Ann, without knowing it, might have been affected by the sympathy in his voice; at any rate she now answered him simply and directly:

‘Because I aye had to keep the house, you see. Mother was like me, helpless wi’ rheumatism for years an’ years, and I was the handiest in the house. She couldna bear to see Mary flinging the things aboot, so I bude to bide, and Mary gaed to help father in the shop. And she just stayed on there. I never got a chance to do anything else. I’ve just been buried alive here – buried alive.’

Her high voice quavered.

‘I dare say,’ said the minister, ‘you didn’t feel like that while your father was at home? He must have liked you to keep house for him?’
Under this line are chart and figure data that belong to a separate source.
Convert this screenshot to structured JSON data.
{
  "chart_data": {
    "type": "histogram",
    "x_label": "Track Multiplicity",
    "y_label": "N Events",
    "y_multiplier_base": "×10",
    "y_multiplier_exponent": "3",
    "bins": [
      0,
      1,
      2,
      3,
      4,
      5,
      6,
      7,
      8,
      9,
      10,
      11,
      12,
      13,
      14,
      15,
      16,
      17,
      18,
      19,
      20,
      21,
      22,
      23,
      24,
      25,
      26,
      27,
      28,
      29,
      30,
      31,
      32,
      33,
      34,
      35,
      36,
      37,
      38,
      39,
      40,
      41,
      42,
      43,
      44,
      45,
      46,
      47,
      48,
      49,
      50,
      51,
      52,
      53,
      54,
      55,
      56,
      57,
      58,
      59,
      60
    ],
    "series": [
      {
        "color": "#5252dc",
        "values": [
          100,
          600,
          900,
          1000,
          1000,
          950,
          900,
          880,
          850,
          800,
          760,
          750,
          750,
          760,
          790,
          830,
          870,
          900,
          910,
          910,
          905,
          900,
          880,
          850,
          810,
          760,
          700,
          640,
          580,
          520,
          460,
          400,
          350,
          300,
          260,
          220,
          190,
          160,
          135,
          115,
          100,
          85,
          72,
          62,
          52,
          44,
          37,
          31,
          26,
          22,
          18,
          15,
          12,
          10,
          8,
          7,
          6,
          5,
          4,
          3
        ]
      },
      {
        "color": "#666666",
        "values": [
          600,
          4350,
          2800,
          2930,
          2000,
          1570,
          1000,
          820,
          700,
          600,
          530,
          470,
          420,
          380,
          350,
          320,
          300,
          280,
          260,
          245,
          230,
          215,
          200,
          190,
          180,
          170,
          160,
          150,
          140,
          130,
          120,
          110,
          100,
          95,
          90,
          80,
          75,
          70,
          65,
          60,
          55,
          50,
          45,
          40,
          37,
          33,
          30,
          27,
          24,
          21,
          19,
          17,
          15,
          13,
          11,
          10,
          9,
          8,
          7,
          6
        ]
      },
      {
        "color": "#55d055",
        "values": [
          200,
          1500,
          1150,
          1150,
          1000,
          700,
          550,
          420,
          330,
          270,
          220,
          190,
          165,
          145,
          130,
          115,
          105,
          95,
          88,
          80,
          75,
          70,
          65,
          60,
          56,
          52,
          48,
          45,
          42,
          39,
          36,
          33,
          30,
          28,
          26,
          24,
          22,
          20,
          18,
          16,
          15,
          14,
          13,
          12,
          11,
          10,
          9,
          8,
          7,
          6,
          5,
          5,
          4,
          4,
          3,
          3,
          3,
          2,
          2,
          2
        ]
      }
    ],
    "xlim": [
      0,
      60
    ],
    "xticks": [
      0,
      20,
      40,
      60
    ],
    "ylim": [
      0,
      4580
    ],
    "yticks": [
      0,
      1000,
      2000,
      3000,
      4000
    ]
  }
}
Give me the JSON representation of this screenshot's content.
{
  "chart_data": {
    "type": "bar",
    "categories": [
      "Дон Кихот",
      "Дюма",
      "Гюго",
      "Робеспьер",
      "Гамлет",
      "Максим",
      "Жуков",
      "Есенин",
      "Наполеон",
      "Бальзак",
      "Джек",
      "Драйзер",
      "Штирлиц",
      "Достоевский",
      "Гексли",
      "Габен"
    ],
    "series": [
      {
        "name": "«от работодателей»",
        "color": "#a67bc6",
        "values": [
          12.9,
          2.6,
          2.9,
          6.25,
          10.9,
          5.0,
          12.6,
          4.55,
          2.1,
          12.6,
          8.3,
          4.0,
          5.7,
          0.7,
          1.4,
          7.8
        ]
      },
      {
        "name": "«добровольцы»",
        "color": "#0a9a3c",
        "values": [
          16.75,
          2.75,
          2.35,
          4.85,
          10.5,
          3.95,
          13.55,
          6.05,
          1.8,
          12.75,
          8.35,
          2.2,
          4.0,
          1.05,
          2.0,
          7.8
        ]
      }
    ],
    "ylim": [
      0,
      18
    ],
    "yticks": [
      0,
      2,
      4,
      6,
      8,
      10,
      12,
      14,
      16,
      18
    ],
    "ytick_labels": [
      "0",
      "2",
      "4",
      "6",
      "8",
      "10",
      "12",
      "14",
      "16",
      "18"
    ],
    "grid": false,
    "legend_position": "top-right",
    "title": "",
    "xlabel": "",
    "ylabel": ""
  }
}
‘I aye got on fine wi’ father,’ said Ann. ‘I aye got on fine wi’ father…. But Mary wadna let me in the shop. An’ I’ll no’ let her in father’s chair. Na, I’ll no’.’

‘And yet,’ said the minister, ‘she and you are all that’s left on this earth of your father.’ He put his hand on hers. ‘You were bairns together,’ he said.

Ann’s mouth opened in amazement. But what she was going to say remained unspoken as her eye met the minister’s.

‘We’re all bairns together,’ he went on: ‘bairns frightened to believe in the love that’s behind everything, the love of our Heavenly Father. There’s a lot of love in you, Miss Ann, that has never had a chance.’

The Reverend William Murray walked down the lane much more briskly than he had come. Ann had suffered him to read ‘a chapter’, and had even asked him to put up ‘a bit prayer’. Instinctively his eye sought the pale sky, now veiled with insubstantial clouds through which the light of the declining sun was softly diffused. The firmament, he said to himself, with a new realization of the word. A firm basis. An enduring reality. It did not even enter his mind that there were people in the world who might regard his firmament as a mere illusion of beauty woven of light and air. The Reverend William Murray did not doubt the universal validity of his personal experiences.